11- GÖRÜNMEZ ERENLER (rical'ül-gayb)
MÜRİT- Sen şimdi üçler, yediler, kırklar, kutuplar ve gavsları da mı kabul etmiyorsun?
Bilmez misin, velîlerin üstün vasıflı olanlarına “evtâd” (direkler) denir. Onların üstünde “revâsî” (dağlar) vardır. Bir felaket zamanında kullar evtâda yönelir, evtâd da revâsîye yönelir. Revâsîyi Kutup idare eder.
Kutuptan sonra gelen iki kişiye “imâmân” denir. Bunlardan birine “imam-ı yemîn”, diğerine “imam-ı yesâr” adı verilir. İmam-ı yemîn kutbun hükümlerine, imam-ı yesâr da hakikatine mazhardır. Kutup ölünce onun yerini imam-ı yesâr alır. Kutup ile iki imam, üçleri oluşturur.
Kutup en büyük velîdir. Bütün erenlerin başı, Allah’ın izniyle kâinatta tasarruf sahibidir.
Gavs: Darda kalındığında sığınılan ve istimdâd edilen yani yardım istenilen kutuptur. Darda kalan sûfiler, “Yetiş ya Gavs!” diye gavsa sığınırlar. Gavs, istimdad edene yardım elini uzatır. Abdülkadir Geylânî, “Gavs-ı a’zam” lakabıyla ünlüdür.

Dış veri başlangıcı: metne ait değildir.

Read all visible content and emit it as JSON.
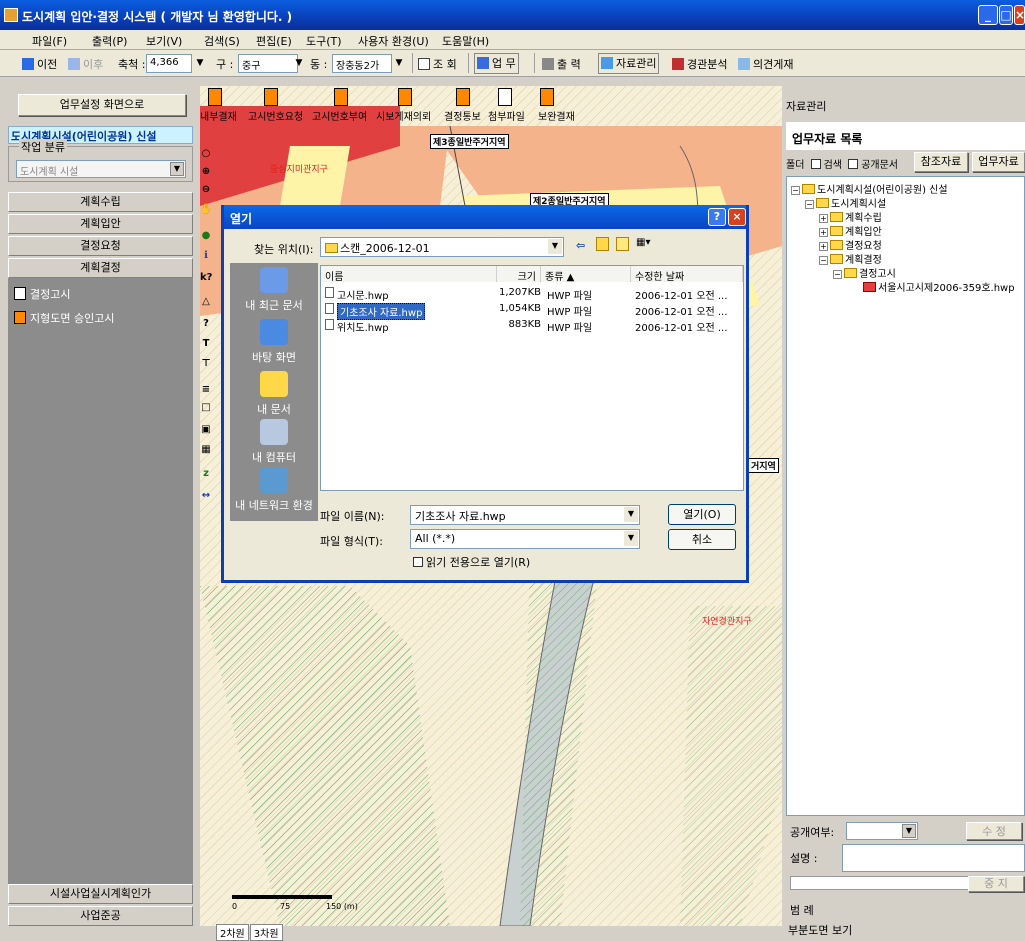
{
  "window": {
    "title": "도시계획 입안·결정 시스템 ( 개발자 님 환영합니다. )"
  },
  "menu": [
    "파일(F)",
    "출력(P)",
    "보기(V)",
    "검색(S)",
    "편집(E)",
    "도구(T)",
    "사용자 환경(U)",
    "도움말(H)"
  ],
  "toolbar": {
    "back": "이전",
    "forward": "이후",
    "scale_label": "축척 :",
    "scale_value": "4,366",
    "gu_label": "구 :",
    "gu_value": "중구",
    "dong_label": "동 :",
    "dong_value": "장충동2가",
    "query": "조 회",
    "work": "업 무",
    "print": "출 력",
    "data_mgmt": "자료관리",
    "landscape": "경관분석",
    "opinion": "의견게재"
  },
  "left": {
    "screen_button": "업무설정 화면으로",
    "selected": "도시계획시설(어린이공원) 신설",
    "group_label": "작업 분류",
    "category": "도시계획 시설",
    "nav": [
      "계획수립",
      "계획입안",
      "결정요청",
      "계획결정"
    ],
    "items": [
      "결정고시",
      "지형도면 승인고시"
    ],
    "bottom": [
      "시설사업실시계획인가",
      "사업준공"
    ]
  },
  "map_tools": [
    "내부결재",
    "고시번호요청",
    "고시번호부여",
    "시보게재의뢰",
    "결정통보",
    "첨부파일",
    "보완결재"
  ],
  "map_labels": {
    "label1": "제3종일반주거지역",
    "label2": "제2종일반주거지역",
    "label3": "거지역",
    "red1": "중심지미관지구",
    "red2": "자연경관지구",
    "scale_0": "0",
    "scale_75": "75",
    "scale_150": "150 (m)",
    "tab2d": "2차원",
    "tab3d": "3차원"
  },
  "dialog": {
    "title": "열기",
    "look_in_label": "찾는 위치(I):",
    "look_in_value": "스캔_2006-12-01",
    "places": [
      "내 최근 문서",
      "바탕 화면",
      "내 문서",
      "내 컴퓨터",
      "내 네트워크 환경"
    ],
    "columns": [
      "이름",
      "크기",
      "종류 ▲",
      "수정한 날짜"
    ],
    "files": [
      {
        "name": "고시문.hwp",
        "size": "1,207KB",
        "type": "HWP 파일",
        "date": "2006-12-01 오전 ..."
      },
      {
        "name": "기초조사 자료.hwp",
        "size": "1,054KB",
        "type": "HWP 파일",
        "date": "2006-12-01 오전 ..."
      },
      {
        "name": "위치도.hwp",
        "size": "883KB",
        "type": "HWP 파일",
        "date": "2006-12-01 오전 ..."
      }
    ],
    "filename_label": "파일 이름(N):",
    "filename_value": "기초조사 자료.hwp",
    "filetype_label": "파일 형식(T):",
    "filetype_value": "All (*.*)",
    "readonly_label": "읽기 전용으로 열기(R)",
    "open_button": "열기(O)",
    "cancel_button": "취소"
  },
  "right": {
    "header": "자료관리",
    "list_title": "업무자료 목록",
    "folder_label": "폴더",
    "search_label": "검색",
    "public_label": "공개문서",
    "ref_button": "참조자료",
    "work_button": "업무자료",
    "tree": [
      "도시계획시설(어린이공원) 신설",
      "도시계획시설",
      "계획수립",
      "계획입안",
      "결정요청",
      "계획결정",
      "결정고시",
      "서울시고시제2006-359호.hwp"
    ],
    "public_flag_label": "공개여부:",
    "edit_button": "수 정",
    "desc_label": "설명 :",
    "stop_button": "중 지",
    "legend": "범 례",
    "partial_view": "부분도면 보기"
  }
}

Ancak bütün bu sığınma ve istimdâdlar, zahirde gavsa ise de hakikatte Allah’adır. Çünkü alemde yegane mutasarrıf Allah Teâlâ’dır. Ondan başka fail-i mutlak yoktur. “Gavs” olarak bilinenler, esmâ ve sıfât-ı ilahî mazharıdırlar.
Bunlardan başka, sayıları bir rivayette sekiz, diğer bir rivayette kırk olan “nücebâ” ile, sayıları on ya da üç yüz olan “nukabâ” denilen ve insanların iç dünyalarından haberdar olan şahsiyetler vardır.
Genel olarak ricâlü’l-gayb ve gayb erenleri olarak anılan bu Hakk dostlarının makamı boş kalmaz. Ölenin yerine sırayla kendisinden sonraki yükseltilir[1].
BAYINDIR- Bu konuda bir dayanağınız var mı? Bunları neye dayandırıyorsunuz?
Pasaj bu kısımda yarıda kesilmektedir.